The move should, Donovan said, stop an immediate escalation of the liquidity issues in the euro zone.

"This is a clear indication that central banks stand ready to provide liquidity in whatever currency is required to euro zone banks," he said. "What it does not do, clearly, is resolve any questions over solvency."

Despite the lack of coherence in policymaking, Thursday's intervention shows that at the very least, central banks have learned the lessons of 2008 and are able and willing to coordinate, at least in areas that are clearly within their remit.

"Providing liquidity to the financial system is pretty much the definition of what central banks are supposed to do."

The "mission creep" by central banks, particularly the ECB, since the beginning of the financial crisis, has concerned economists and bankers, analysts told CNBC.com. This intervention at the very least is a demonstration that they are capable of fulfilling their own roles.

"It gives us confidence that there will not be a liquidity crisis in the banking system and the lessons of 2008 have been learned. Money markets will continue to function. If there is a problem in money markets then central banks stand ready to substitute for that," Donovan said.

"Does this resolve the Greek debt problem, issues of asset losses in the event of a Greek default? No, clearly it doesn't do that. But it gives us confidence that liquidity is not a problem we will have to contend with in the wake of any expected Greek default."
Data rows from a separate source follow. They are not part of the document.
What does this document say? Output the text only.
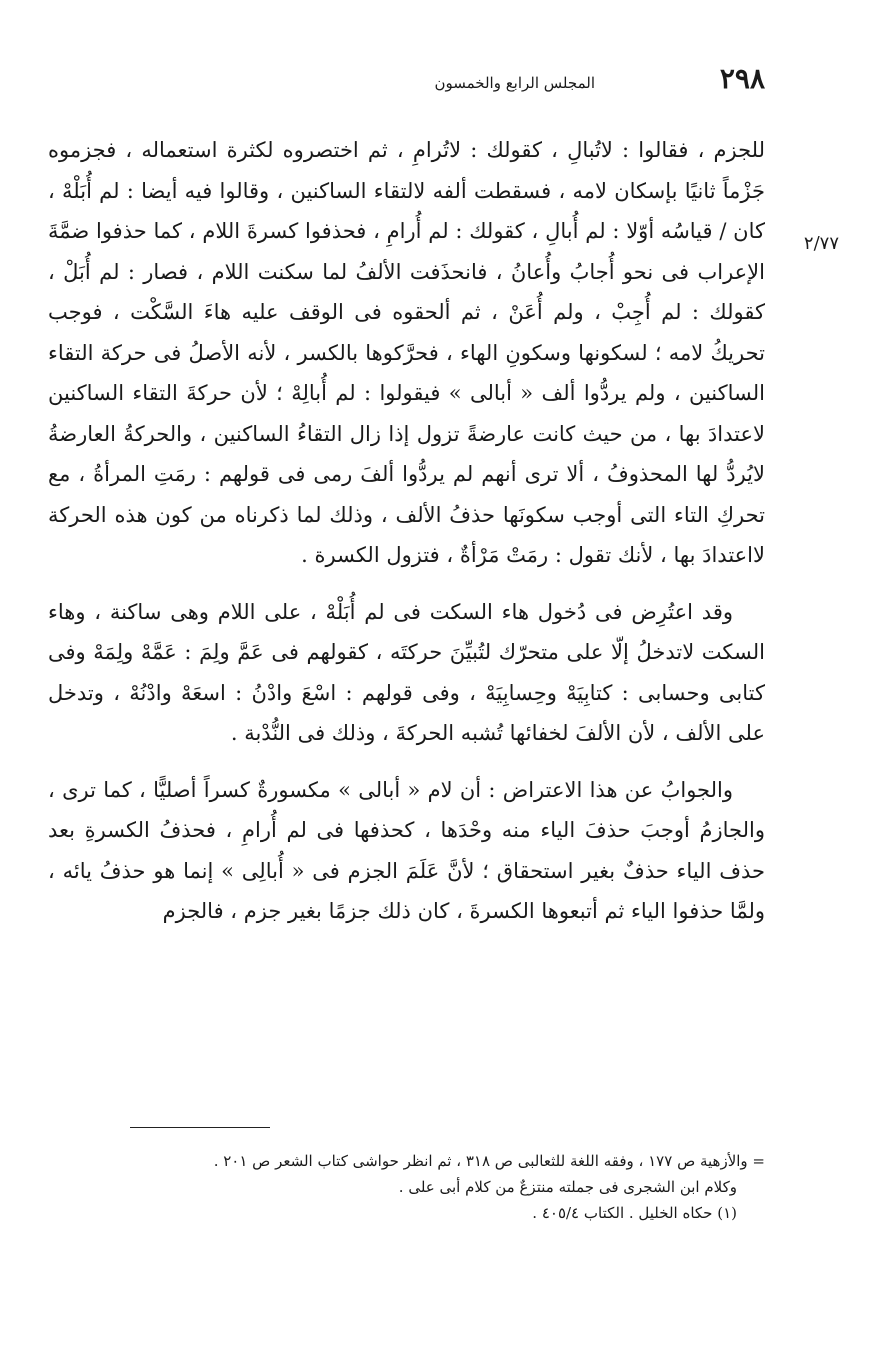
٢٩٨
المجلس الرابع والخمسون
٢/٧٧

للجزم ، فقالوا : لاتُبالِ ، كقولك : لاتُرامِ ، ثم اختصروه لكثرة استعماله ، فجزموه جَزْماً ثانيًا بإسكان لامه ، فسقطت ألفه لالتقاء الساكنين ، وقالوا فيه أيضا : لم أُبَلْهْ ، كان / قياسُه أوّلا : لم أُبالِ ، كقولك : لم أُرامِ ، فحذفوا كسرةَ اللام ، كما حذفوا ضمَّةَ الإعراب فى نحو أُجابُ وأُعانُ ، فانحذَفت الألفُ لما سكنت اللام ، فصار : لم أُبَلْ ، كقولك : لم أُجِبْ ، ولم أُعَنْ ، ثم ألحقوه فى الوقف عليه هاءَ السَّكْت ، فوجب تحريكُ لامه ؛ لسكونها وسكونِ الهاء ، فحرَّكوها بالكسر ، لأنه الأصلُ فى حركة التقاء الساكنين ، ولم يردُّوا ألف « أبالى » فيقولوا : لم أُبالِهْ ؛ لأن حركةَ التقاء الساكنين لاعتدادَ بها ، من حيث كانت عارضةً تزول إذا زال التقاءُ الساكنين ، والحركةُ العارضةُ لايُردُّ لها المحذوفُ ، ألا ترى أنهم لم يردُّوا ألفَ رمى فى قولهم : رمَتِ المرأةُ ، مع تحركِ التاء التى أوجب سكونَها حذفُ الألف ، وذلك لما ذكرناه من كون هذه الحركة لااعتدادَ بها ، لأنك تقول : رمَتْ مَرْأةٌ ، فتزول الكسرة .

وقد اعتُرِض فى دُخول هاء السكت فى لم أُبَلْهْ ، على اللام وهى ساكنة ، وهاء السكت لاتدخلُ إلّا على متحرّك لتُبيِّنَ حركتَه ، كقولهم فى عَمَّ ولِمَ : عَمَّهْ ولِمَهْ وفى كتابى وحسابى : كتابِيَهْ وحِسابِيَهْ ، وفى قولهم : اسْعَ وادْنُ : اسعَهْ وادْنُهْ ، وتدخل على الألف ، لأن الألفَ لخفائها تُشبه الحركةَ ، وذلك فى النُّدْبة .

والجوابُ عن هذا الاعتراض : أن لام « أبالى » مكسورةٌ كسراً أصليًّا ، كما ترى ، والجازمُ أوجبَ حذفَ الياء منه وحْدَها ، كحذفها فى لم أُرامِ ، فحذفُ الكسرةِ بعد حذف الياء حذفٌ بغير استحقاق ؛ لأنَّ عَلَمَ الجزم فى « أُبالِى » إنما هو حذفُ يائه ، ولمَّا حذفوا الياء ثم أتبعوها الكسرةَ ، كان ذلك جزمًا بغير جزم ، فالجزم

= والأزهية ص ١٧٧ ، وفقه اللغة للثعالبى ص ٣١٨ ، ثم انظر حواشى كتاب الشعر ص ٢٠١ .

وكلام ابن الشجرى فى جملته منتزعٌ من كلام أبى على .

(١) حكاه الخليل . الكتاب ٤٠٥/٤ .
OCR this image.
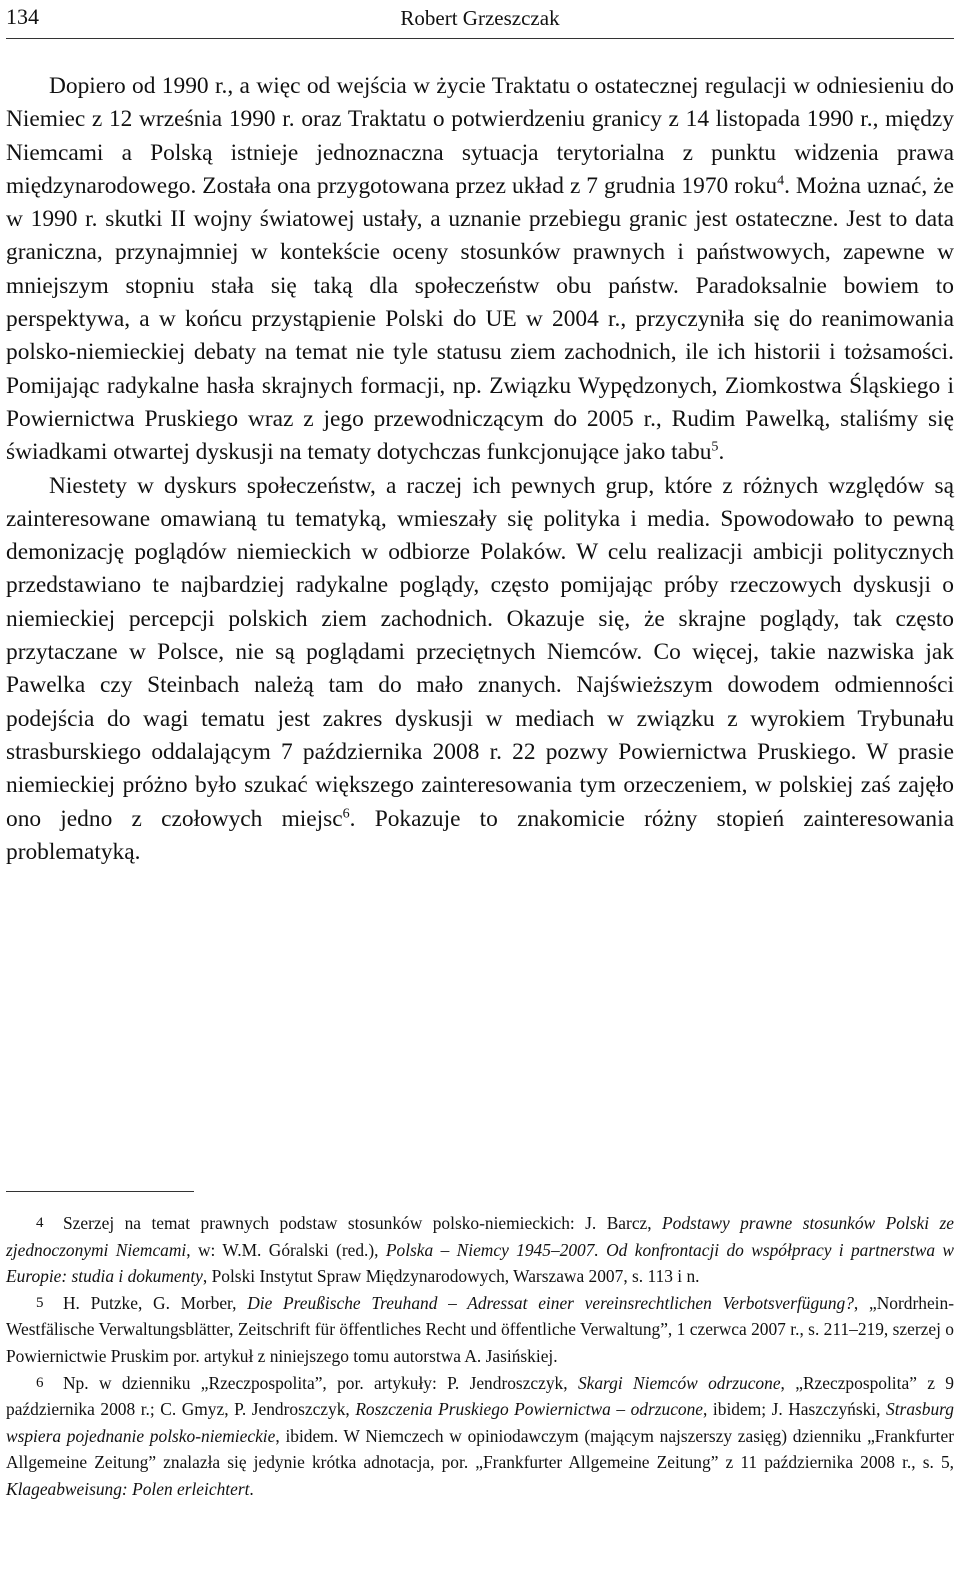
134	Robert Grzeszczak

Dopiero od 1990 r., a więc od wejścia w życie Traktatu o ostatecznej regulacji w odniesieniu do Niemiec z 12 września 1990 r. oraz Traktatu o potwierdzeniu granicy z 14 listopada 1990 r., między Niemcami a Polską istnieje jednoznaczna sytuacja terytorialna z punktu widzenia prawa międzynarodowego. Została ona przygotowana przez układ z 7 grudnia 1970 roku$^4$. Można uznać, że w 1990 r. skutki II wojny światowej ustały, a uznanie przebiegu granic jest ostateczne. Jest to data graniczna, przynajmniej w kontekście oceny stosunków prawnych i państwowych, zapewne w mniejszym stopniu stała się taką dla społeczeństw obu państw. Paradoksalnie bowiem to perspektywa, a w końcu przystąpienie Polski do UE w 2004 r., przyczyniła się do reanimowania polsko-niemieckiej debaty na temat nie tyle statusu ziem zachodnich, ile ich historii i tożsamości. Pomijając radykalne hasła skrajnych formacji, np. Związku Wypędzonych, Ziomkostwa Śląskiego i Powiernictwa Pruskiego wraz z jego przewodniczącym do 2005 r., Rudim Pawelką, staliśmy się świadkami otwartej dyskusji na tematy dotychczas funkcjonujące jako tabu$^5$.

Niestety w dyskurs społeczeństw, a raczej ich pewnych grup, które z różnych względów są zainteresowane omawianą tu tematyką, wmieszały się polityka i media. Spowodowało to pewną demonizację poglądów niemieckich w odbiorze Polaków. W celu realizacji ambicji politycznych przedstawiano te najbardziej radykalne poglądy, często pomijając próby rzeczowych dyskusji o niemieckiej percepcji polskich ziem zachodnich. Okazuje się, że skrajne poglądy, tak często przytaczane w Polsce, nie są poglądami przeciętnych Niemców. Co więcej, takie nazwiska jak Pawelka czy Steinbach należą tam do mało znanych. Najświeższym dowodem odmienności podejścia do wagi tematu jest zakres dyskusji w mediach w związku z wyrokiem Trybunału strasburskiego oddalającym 7 października 2008 r. 22 pozwy Powiernictwa Pruskiego. W prasie niemieckiej próżno było szukać większego zainteresowania tym orzeczeniem, w polskiej zaś zajęło ono jedno z czołowych miejsc$^6$. Pokazuje to znakomicie różny stopień zainteresowania problematyką.

4 Szerzej na temat prawnych podstaw stosunków polsko-niemieckich: J. Barcz, Podstawy prawne stosunków Polski ze zjednoczonymi Niemcami, w: W.M. Góralski (red.), Polska – Niemcy 1945–2007. Od konfrontacji do współpracy i partnerstwa w Europie: studia i dokumenty, Polski Instytut Spraw Międzynarodowych, Warszawa 2007, s. 113 i n.

5 H. Putzke, G. Morber, Die Preußische Treuhand – Adressat einer vereinsrechtlichen Verbotsverfügung?, „Nordrhein-Westfälische Verwaltungsblätter, Zeitschrift für öffentliches Recht und öffentliche Verwaltung”, 1 czerwca 2007 r., s. 211–219, szerzej o Powiernictwie Pruskim por. artykuł z niniejszego tomu autorstwa A. Jasińskiej.

6 Np. w dzienniku „Rzeczpospolita”, por. artykuły: P. Jendroszczyk, Skargi Niemców odrzucone, „Rzeczpospolita” z 9 października 2008 r.; C. Gmyz, P. Jendroszczyk, Roszczenia Pruskiego Powiernictwa – odrzucone, ibidem; J. Haszczyński, Strasburg wspiera pojednanie polsko-niemieckie, ibidem. W Niemczech w opiniodawczym (mającym najszerszy zasięg) dzienniku „Frankfurter Allgemeine Zeitung” znalazła się jedynie krótka adnotacja, por. „Frankfurter Allgemeine Zeitung” z 11 października 2008 r., s. 5, Klageabweisung: Polen erleichtert.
For other analysts, however, the European portion of the intervention is yet another step taken by policymakers to avoid dealing with the underlying causes of market turmoil.

"It’s very much part of what I have coined: ‘Maximum Intervention’ – the final phase where policy makers extend-and-pretend one more time - This time with bigger ammunition," Steen Jacobsen, CIO at Saxobank

Europe's problem, Jacobsen noted, is not a liquidity one, but a solvency one. It is also, he said, pointing to the likely difficulties in the ratification of the EFSF by the German constitutional court in Karlsruhe, not likely to be resolved easily.

On the liquidity front, Jacobsen added, "This again exacerbates lending from central bank replacing inter-bank lending and trust."

"Hardly a step forward, rather one step forward and two steps back," he said. "This debt crisis has no good solution – the market and politicians are always looking for the quick-and-easy route and failing to address the fundamental issue: solvency."